A 3ª Seção do Tribunal Regional Federal da 3ª Região (TRF-3) julgou procedente uma ação rescisória e reconheceu o direito de uma trabalhadora rural ao recebimento do benefício de salário-maternidade. O colegiado entendeu, por unanimidade, que houve erro de fato no julgamento anterior ao desconsiderar a certidão de nascimento da filha, na qual a autora é qualificada como “lavradora” – documento considerado idôneo para comprovar o exercício da atividade rural.
Com a decisão, foi rescindido parcialmente o acórdão proferido pela 7ª Turma da Corte, e o INSS foi condenado ao pagamento do benefício, com efeitos retroativos à data do nascimento da filha da trabalhadora.
BUSCA PELO SALÁRIO-MATERNIDADE
A autora ajuizou uma ação previdenciária visando à concessão de salário-maternidade, alegando que exercia atividade rural como boia-fria à época do nascimento de sua filha, em dezembro de 2015. Juntou à ação a certidão de nascimento da filha, na qual constavam sua qualificação e a do companheiro como “lavradores”, além de certidão eleitoral do companheiro, que indicava a profissão de “agricultor”. Testemunhas ouvidas em juízo confirmaram o labor rural da autora.
O juízo de primeira instância acolheu o pedido, reconhecendo a qualidade de segurada especial com base no conjunto probatório. Entretanto, a 7ª Turma do TRF-3 reformou a decisão e julgou improcedente a ação, por entender que não havia início de prova material suficiente, especialmente em nome próprio da requerente, e que os vínculos urbanos do companheiro descaracterizavam o regime rural. Diante disso, foi proposta ação rescisória com fundamento nos incisos V, VII e VIII do artigo 966 do CPC, sustentando violação manifesta à norma jurídica, existência de prova nova e erro de fato.
JULGAMENTO COM PERSPECTIVA DE GÊNERO
Para a relatora, desembargadora federal Gabriela Araújo, a decisão anterior incorreu em erro de fato ao afirmar que não havia prova material da atividade rural da autora. Isso porque constava dos autos a certidão de nascimento da filha, emitida em 2015, que qualificava expressamente a mãe como “lavradora”.

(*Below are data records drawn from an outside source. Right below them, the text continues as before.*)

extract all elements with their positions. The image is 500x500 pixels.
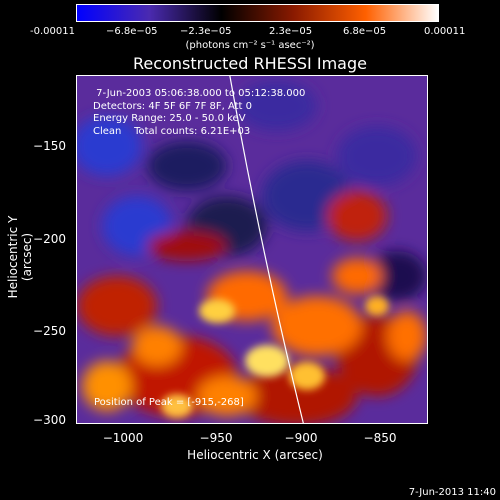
annotation-energy-range: Energy Range: 25.0 - 50.0 keV	[93, 113, 246, 124]
x-tick-label: −1000	[102, 431, 144, 445]
colorbar-tick-label: −2.3e−05	[180, 26, 232, 37]
colorbar-tick-label: -0.00011	[30, 26, 75, 37]
annotation-detectors: Detectors: 4F 5F 6F 7F 8F, Att 0	[93, 100, 253, 112]
y-tick-label: −250	[33, 324, 66, 338]
colorbar-tick-label: −6.8e−05	[106, 26, 158, 37]
peak-position-label: Position of Peak = [-915,-268]	[94, 397, 244, 408]
solar-limb-line	[229, 76, 304, 423]
x-tick-label: −850	[363, 431, 397, 445]
colorbar	[76, 4, 439, 22]
x-tick-label: −900	[284, 431, 318, 445]
timestamp: 7-Jun-2013 11:40	[408, 487, 496, 498]
page-title: Reconstructed RHESSI Image	[133, 54, 367, 73]
x-tick-label: −950	[199, 431, 233, 445]
annotation-time-range: 7-Jun-2003 05:06:38.000 to 05:12:38.000	[93, 88, 306, 99]
image-annotation: 7-Jun-2003 05:06:38.000 to 05:12:38.000 D…	[93, 88, 305, 138]
colorbar-units: (photons cm⁻² s⁻¹ asec⁻²)	[185, 40, 315, 51]
annotation-counts: Clean Total counts: 6.21E+03	[93, 125, 251, 137]
colorbar-tick-label: 2.3e−05	[269, 26, 313, 37]
image-map	[77, 76, 427, 423]
image-blobs	[77, 81, 427, 423]
rhessi-image	[76, 75, 428, 424]
y-tick-label: −200	[33, 232, 66, 246]
y-axis-title: Heliocentric Y (arcsec)	[6, 215, 34, 299]
y-tick-label: −300	[33, 413, 66, 427]
colorbar-tick-label: 0.00011	[424, 26, 466, 37]
x-axis-title: Heliocentric X (arcsec)	[187, 448, 323, 462]
colorbar-tick-label: 6.8e−05	[343, 26, 387, 37]
image-hotspots	[161, 296, 389, 418]
y-tick-label: −150	[33, 139, 66, 153]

“O acórdão incorreu em erro de fato, pois desconsiderou documento idôneo constante dos autos e não impugnado, apto a comprovar a qualidade de trabalhadora rural ‘boia-fria’“, afirmou a desembargadora. Segundo ela, o documento era contemporâneo ao parto, estava em nome da própria autora e não foi impugnado, preenchendo, portanto, o requisito legal de início de prova material.
Além disso, a magistrada destacou que o acórdão anterior aplicou indevidamente uma lógica jurídica própria do regime de economia familiar, embora a autora tenha pleiteado o benefício com base em sua condição individual, sem extensão da atividade rural ao companheiro. Assim, os vínculos urbanos deste último eram irrelevantes, mas foram considerados como impeditivos, o que, segundo a relatora, caracteriza erro de fato.
“A decisão baseou-se em premissa fática equivocada ao aplicar, indevidamente, uma lógica compatível com os casos de reconhecimento de labor rural em regime de economia familiar, quando, na hipótese dos autos, a autora buscava a concessão do benefício exclusivamente com base em sua própria condição“, pontuou a relatora.
A desembargadora fundamentou ainda que a desconsideração da prova apresentada pode ter decorrido de estereótipos de gênero, que tendem a atribuir maior relevância à atividade rural masculina, desvalorizando o trabalho da mulher no campo. Ela aplicou expressamente as diretrizes do Protocolo para Julgamento com Perspectiva de Gênero, do CNJ, para sustentar que a análise da prova deve ser sensível às desigualdades históricas enfrentadas por mulheres trabalhadoras rurais.
Por fim, observou a vulnerabilidade da trabalhadora. “O início precoce da vida laboral e a gestação em idade jovem evidenciam um cenário de fragilidade socioeconômica que exige sensibilidade na valoração da prova e aplicação efetiva dos princípios constitucionais da dignidade da pessoa humana e da proteção social“, afirmou.
Com base nesses fundamentos, a 3ª Seção do TRF-3 fixou o pagamento do salário-maternidade pelo período legal de 120 dias, com valores retroativos à data do nascimento da criança, em 19 de dezembro de 2015. A decisão foi unânime.